The answer to that is to not give the players a blank sheet of paper with only one circle that says "you are here". With that setup, you really only can wander off into a random direction and wait for the GM to tell you that you found something.
At the very bare minimum, you need a circle that says "you are here" and an X saying "dungeon". But if you really want to give players agency, there should be three Xs that don't just say "dungeon", but rather have an evocative name that suggest something interesting, and the locals in You Are Here should be able to provide some more information about them when askes. And all three should sound meaningfully different. "Haunted Grave Mounds", "Monster-spawning abanoned mine", and "Bandit camp in the Spider Woods" for example.
However, all of this only works if the players have made characters who are looking for places that are crawling with monsters and promising treasures. Which brings up another important differentiation of sandbox campaigns:
"Are the PCs exploring the land or are they trying to accomplish something?"
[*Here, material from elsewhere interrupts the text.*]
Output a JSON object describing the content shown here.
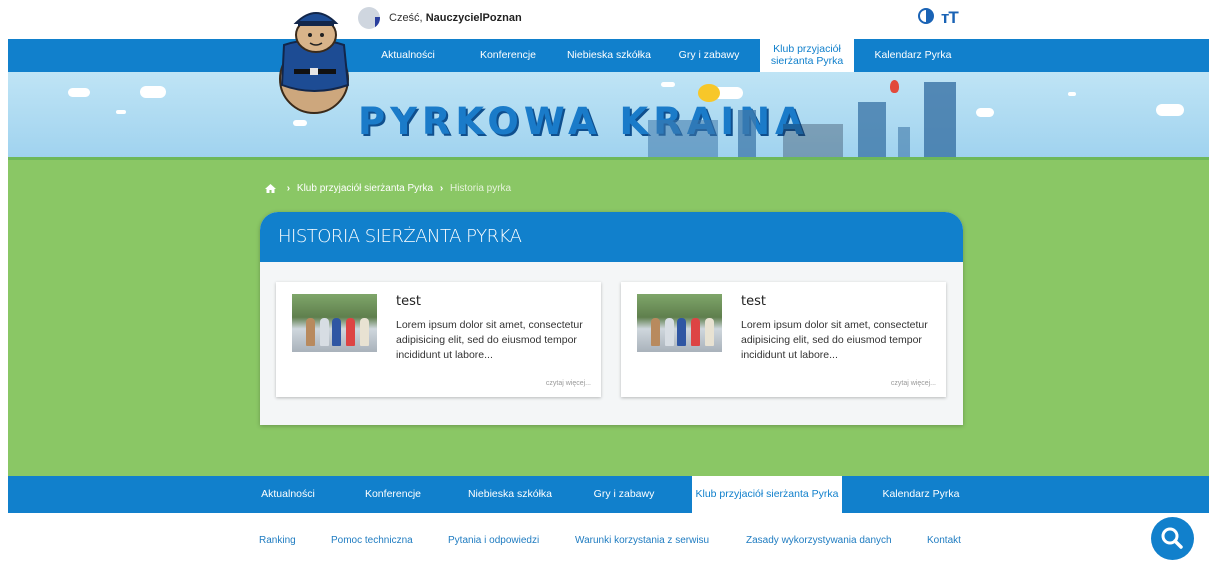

A sandbox that provides plenty of opportunities to find ancient treasures has to be designed quite differently from a sandbox that provides opportunities to found a new settlement. You can even have a quest based sandbox with the established goal of "Free the land from the rule of the evil sorcerer lord." If it's up to the players to gather allies and weaken the sorcerer's forces, that'd still be very much a sandbox. But it would require a very different kind of setup in regards to what sites and people populate it.